What started as a personal curiosity about asylum application forecasts turned into a working demonstration of machine learning deployment. The value of such projects lies not only in the model’s predictions but also in how easily others can interact with it. This hands-on exploration reinforced for me the importance of building simple, reproducible demos that connect complex ideas with interactive experiences.
Imports
The import section is small but powerful. I use streamlit
to create UI components like titles, text inputs, and charts. Without this import, none of the interface elements would render. pandas
may look unused in the short code but it provides the backbone for handling time series data. In extended builds, I would transform raw asylum application counts into dataframes, calculate rolling averages, and reshape structures before passing them to forecasting routines. joblib
is essential here because my forecasting model is saved in a compressed and serialized form. Without importing joblib, the application could not read the model and forecasting would be impossible.
Title Setup
Adding a title is not only about aesthetics. It sets context. A user opening the app knows immediately they are looking at a forecasting tool. This matters because Streamlit apps often combine different widgets and charts. Without a clear title, users might struggle to understand the theme. The title line also demonstrates Streamlit’s simplicity: one function call places a styled header at the top of the app.
User Input
The text input widget defined by st.text_input
is interactive. It provides a small box where users can type text and submit instantly. The default value "AT"
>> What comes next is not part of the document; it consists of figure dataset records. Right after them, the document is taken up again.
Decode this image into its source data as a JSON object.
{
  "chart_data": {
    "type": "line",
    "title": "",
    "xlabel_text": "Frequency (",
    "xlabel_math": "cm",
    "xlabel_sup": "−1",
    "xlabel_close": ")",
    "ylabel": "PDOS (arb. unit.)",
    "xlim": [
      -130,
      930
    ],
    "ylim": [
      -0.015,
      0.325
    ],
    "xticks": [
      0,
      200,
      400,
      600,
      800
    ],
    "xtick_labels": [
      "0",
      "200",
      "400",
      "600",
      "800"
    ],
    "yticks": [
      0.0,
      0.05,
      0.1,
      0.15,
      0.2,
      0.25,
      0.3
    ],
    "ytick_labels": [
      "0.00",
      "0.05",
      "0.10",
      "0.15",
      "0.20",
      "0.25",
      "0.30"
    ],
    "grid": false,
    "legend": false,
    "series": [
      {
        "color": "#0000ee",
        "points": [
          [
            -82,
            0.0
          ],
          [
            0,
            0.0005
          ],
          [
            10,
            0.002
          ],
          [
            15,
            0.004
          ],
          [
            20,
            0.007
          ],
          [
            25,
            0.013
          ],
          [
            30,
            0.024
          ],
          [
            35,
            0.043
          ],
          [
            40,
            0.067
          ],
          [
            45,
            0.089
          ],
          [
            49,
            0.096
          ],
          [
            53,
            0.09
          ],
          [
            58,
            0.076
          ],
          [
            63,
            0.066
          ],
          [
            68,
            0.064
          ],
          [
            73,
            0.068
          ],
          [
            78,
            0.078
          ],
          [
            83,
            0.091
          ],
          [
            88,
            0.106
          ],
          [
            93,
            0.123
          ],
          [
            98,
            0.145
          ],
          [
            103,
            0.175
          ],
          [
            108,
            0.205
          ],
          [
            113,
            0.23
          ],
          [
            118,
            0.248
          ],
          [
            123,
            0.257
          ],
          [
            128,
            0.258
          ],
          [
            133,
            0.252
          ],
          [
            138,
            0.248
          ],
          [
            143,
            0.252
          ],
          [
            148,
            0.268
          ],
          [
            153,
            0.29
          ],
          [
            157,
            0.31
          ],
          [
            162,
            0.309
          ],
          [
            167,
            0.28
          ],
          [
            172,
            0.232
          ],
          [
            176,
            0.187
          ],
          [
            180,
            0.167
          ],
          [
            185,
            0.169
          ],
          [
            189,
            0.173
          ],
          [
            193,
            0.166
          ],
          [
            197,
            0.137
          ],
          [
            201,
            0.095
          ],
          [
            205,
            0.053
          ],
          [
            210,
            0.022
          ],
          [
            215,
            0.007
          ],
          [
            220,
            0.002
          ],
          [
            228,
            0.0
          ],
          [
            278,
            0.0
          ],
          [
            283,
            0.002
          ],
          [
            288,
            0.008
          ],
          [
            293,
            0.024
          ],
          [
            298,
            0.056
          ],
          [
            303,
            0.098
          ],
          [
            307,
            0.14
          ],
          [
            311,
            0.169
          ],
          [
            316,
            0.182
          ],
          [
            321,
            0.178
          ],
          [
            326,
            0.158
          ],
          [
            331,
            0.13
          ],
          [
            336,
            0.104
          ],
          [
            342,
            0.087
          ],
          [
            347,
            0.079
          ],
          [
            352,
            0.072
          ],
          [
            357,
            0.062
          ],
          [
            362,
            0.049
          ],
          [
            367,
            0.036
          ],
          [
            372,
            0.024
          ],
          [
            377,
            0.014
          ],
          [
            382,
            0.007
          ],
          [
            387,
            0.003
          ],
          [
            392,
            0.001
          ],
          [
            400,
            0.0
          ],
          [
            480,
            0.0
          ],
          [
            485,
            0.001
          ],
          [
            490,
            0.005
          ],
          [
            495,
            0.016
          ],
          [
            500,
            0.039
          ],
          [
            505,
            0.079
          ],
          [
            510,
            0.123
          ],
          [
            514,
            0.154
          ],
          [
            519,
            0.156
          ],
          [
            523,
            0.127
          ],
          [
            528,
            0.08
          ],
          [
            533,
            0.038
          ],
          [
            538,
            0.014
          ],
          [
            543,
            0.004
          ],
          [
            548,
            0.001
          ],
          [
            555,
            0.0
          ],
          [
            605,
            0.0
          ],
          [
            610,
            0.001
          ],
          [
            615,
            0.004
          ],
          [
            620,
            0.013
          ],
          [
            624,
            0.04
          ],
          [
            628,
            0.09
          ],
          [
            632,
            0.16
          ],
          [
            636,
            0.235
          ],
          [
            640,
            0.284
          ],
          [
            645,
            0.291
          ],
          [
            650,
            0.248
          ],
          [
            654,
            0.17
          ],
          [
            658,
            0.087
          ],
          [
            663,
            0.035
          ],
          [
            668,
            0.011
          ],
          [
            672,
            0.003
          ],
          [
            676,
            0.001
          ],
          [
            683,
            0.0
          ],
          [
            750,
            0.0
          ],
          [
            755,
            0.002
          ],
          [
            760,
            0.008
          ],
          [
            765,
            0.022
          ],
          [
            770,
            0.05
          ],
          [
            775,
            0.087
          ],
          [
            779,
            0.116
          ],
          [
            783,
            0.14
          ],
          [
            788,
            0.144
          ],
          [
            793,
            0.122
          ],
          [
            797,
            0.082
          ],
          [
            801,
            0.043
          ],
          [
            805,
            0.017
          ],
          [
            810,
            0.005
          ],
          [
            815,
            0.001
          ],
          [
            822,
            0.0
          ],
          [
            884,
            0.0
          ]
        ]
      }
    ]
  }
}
ensures that the app works out of the box. If I left it blank, a new user might be confused about what to enter. Providing an example in the label (e.g., AT, BE, DE)
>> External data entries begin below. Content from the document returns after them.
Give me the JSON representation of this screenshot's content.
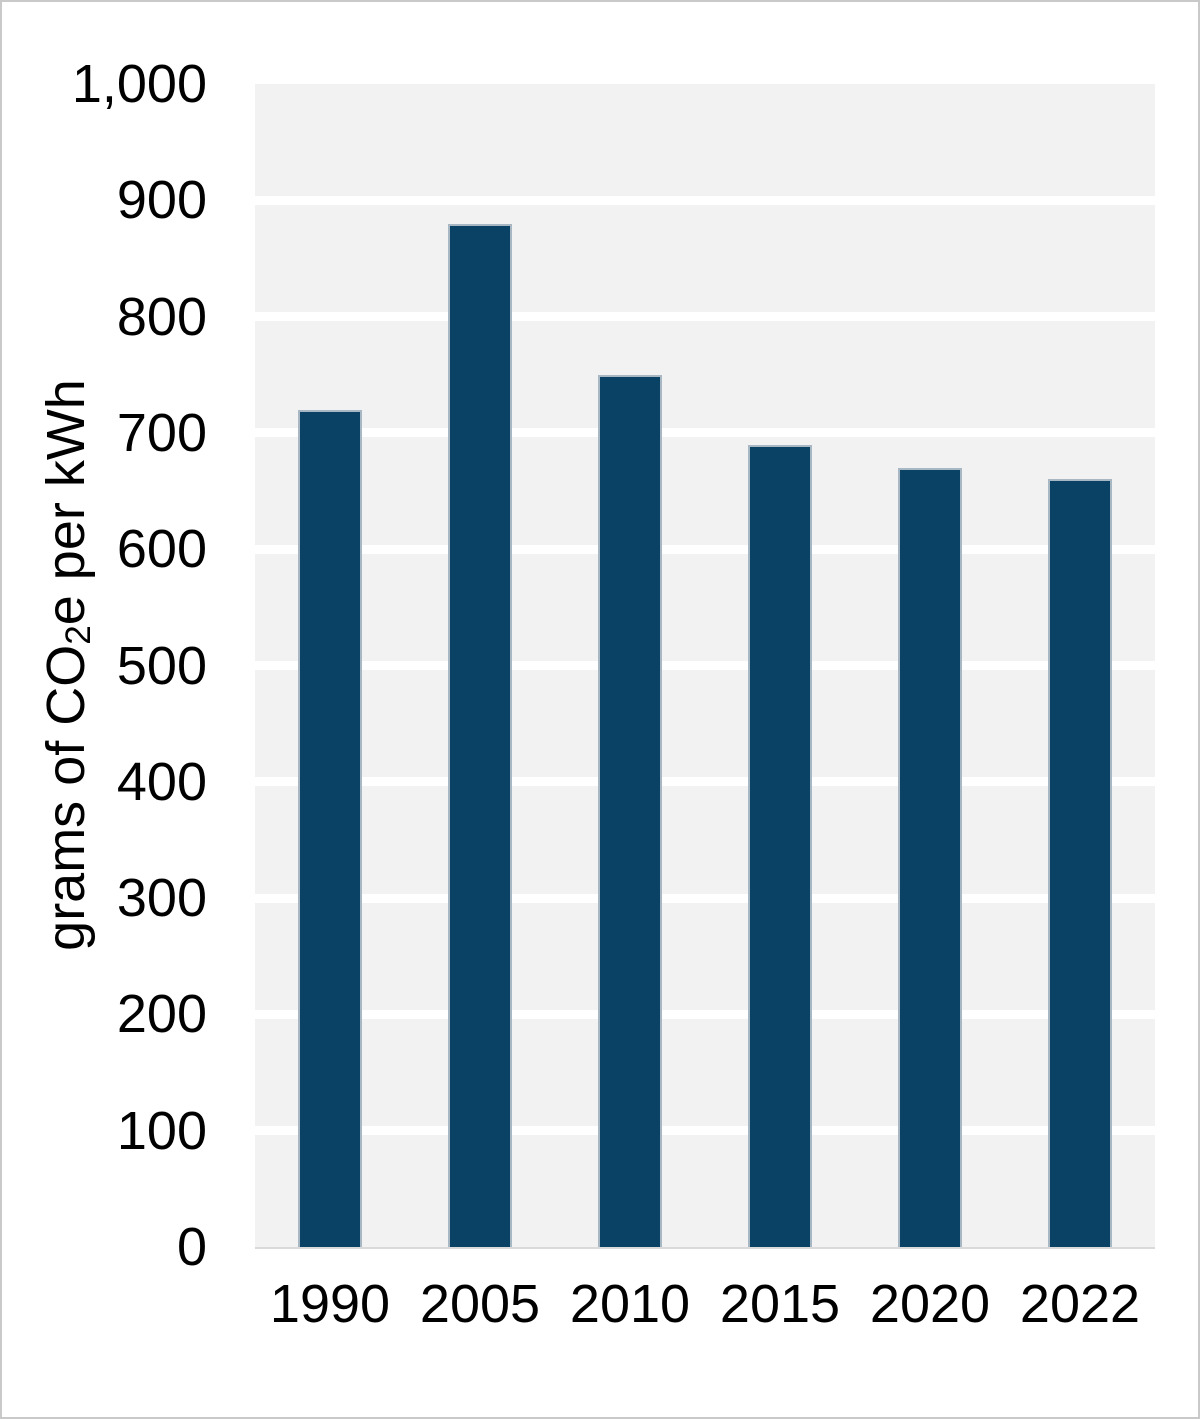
{
  "chart_data": {
    "type": "bar",
    "title": "",
    "categories": [
      "1990",
      "2005",
      "2010",
      "2015",
      "2020",
      "2022"
    ],
    "values": [
      720,
      880,
      750,
      690,
      670,
      660
    ],
    "xlabel": "",
    "ylabel": "grams of CO₂e per kWh",
    "ylabel_parts": {
      "pre": "grams of CO",
      "sub": "2",
      "post": "e per kWh"
    },
    "ylim": [
      0,
      1000
    ],
    "y_tick_step": 100,
    "y_tick_labels": [
      "0",
      "100",
      "200",
      "300",
      "400",
      "500",
      "600",
      "700",
      "800",
      "900",
      "1,000"
    ],
    "grid": "horizontal white major gridlines on light gray plot background",
    "legend_position": "none",
    "colors": {
      "bar_fill": "#0a4266",
      "bar_border": "#a7b8c4",
      "plot_background": "#f2f2f2",
      "gridline": "#ffffff",
      "axis_line": "#dadada",
      "text": "#000000",
      "frame_border": "#c9c9c9",
      "page_background": "#ffffff"
    }
  }
}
clarifies expectations. That small addition makes the app more approachable. This block also shows how Streamlit simplifies interaction: I can capture user input with one line of code and store it directly in a variable for later logic.
Conditional Logic
The conditional block plays two roles. First, it filters supported inputs. Second, it prevents errors when unsupported values are provided. Without this block, calling model.forecast(5)
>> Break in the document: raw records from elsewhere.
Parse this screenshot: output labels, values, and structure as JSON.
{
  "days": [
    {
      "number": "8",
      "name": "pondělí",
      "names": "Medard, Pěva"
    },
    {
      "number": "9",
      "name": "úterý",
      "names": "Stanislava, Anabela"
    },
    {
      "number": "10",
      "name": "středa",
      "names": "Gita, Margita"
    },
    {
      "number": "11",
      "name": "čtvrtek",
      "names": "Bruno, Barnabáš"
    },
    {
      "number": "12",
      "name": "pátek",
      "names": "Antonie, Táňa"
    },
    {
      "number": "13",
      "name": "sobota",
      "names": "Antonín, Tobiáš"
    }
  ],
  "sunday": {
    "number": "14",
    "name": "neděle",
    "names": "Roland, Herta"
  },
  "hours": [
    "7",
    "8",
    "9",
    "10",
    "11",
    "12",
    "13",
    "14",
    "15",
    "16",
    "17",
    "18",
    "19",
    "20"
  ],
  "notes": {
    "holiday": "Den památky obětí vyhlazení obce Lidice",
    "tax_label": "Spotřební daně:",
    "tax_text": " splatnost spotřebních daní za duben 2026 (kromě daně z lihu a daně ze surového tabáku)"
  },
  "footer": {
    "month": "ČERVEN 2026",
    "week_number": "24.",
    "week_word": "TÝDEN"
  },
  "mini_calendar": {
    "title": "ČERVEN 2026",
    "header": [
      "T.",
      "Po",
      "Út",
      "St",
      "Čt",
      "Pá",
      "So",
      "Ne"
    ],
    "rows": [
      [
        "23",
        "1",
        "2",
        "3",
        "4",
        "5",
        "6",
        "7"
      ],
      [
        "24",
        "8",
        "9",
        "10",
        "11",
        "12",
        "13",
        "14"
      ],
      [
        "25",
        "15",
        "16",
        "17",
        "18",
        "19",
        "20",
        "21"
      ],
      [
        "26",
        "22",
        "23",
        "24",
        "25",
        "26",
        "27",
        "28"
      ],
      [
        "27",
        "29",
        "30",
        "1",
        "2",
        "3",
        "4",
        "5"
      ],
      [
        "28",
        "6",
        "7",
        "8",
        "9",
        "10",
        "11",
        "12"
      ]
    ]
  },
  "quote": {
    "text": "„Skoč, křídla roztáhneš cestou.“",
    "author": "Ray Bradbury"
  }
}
on an unknown country would either produce meaningless output or crash the app. By checking if country == "AT":
, I build a safeguard. Inside the branch, I display a message that frames the forecast. Then I call the forecast method. In the else
branch, I return a warning. This pattern demonstrates defensive programming: anticipating wrong inputs and handling them gracefully. It is a core skill in building reliable applications.
The Model File
The .pkl
file is an artifact of machine learning workflows. Training often happens in notebooks or scripts where raw asylum application data is fed into statistical models like ARIMA, SARIMA, or even Prophet. Once a model is fitted, we save it to disk. Loading that model later avoids repeating heavy computation. In deployment, speed matters. Streamlit apps should respond quickly to user inputs, so separating training and serving is smart. The pickle format works well because it can serialize Python objects, but joblib makes it even more efficient for large models. That is why the app relies on joblib.load
instead of plain pickle.
Reflections
This project taught me how small building blocks come together to form a deployable application. Even though the codebase is short, the thought process covers model training, serialization, dependency management, and user interaction. By packaging everything into a GitHub repository, I also gained practice in version control and public documentation. Future collaborators can fork the repo and extend it. Recruiters or hiring managers can run the app and see not only code but a working demo. These aspects turn a technical script into a portfolio piece.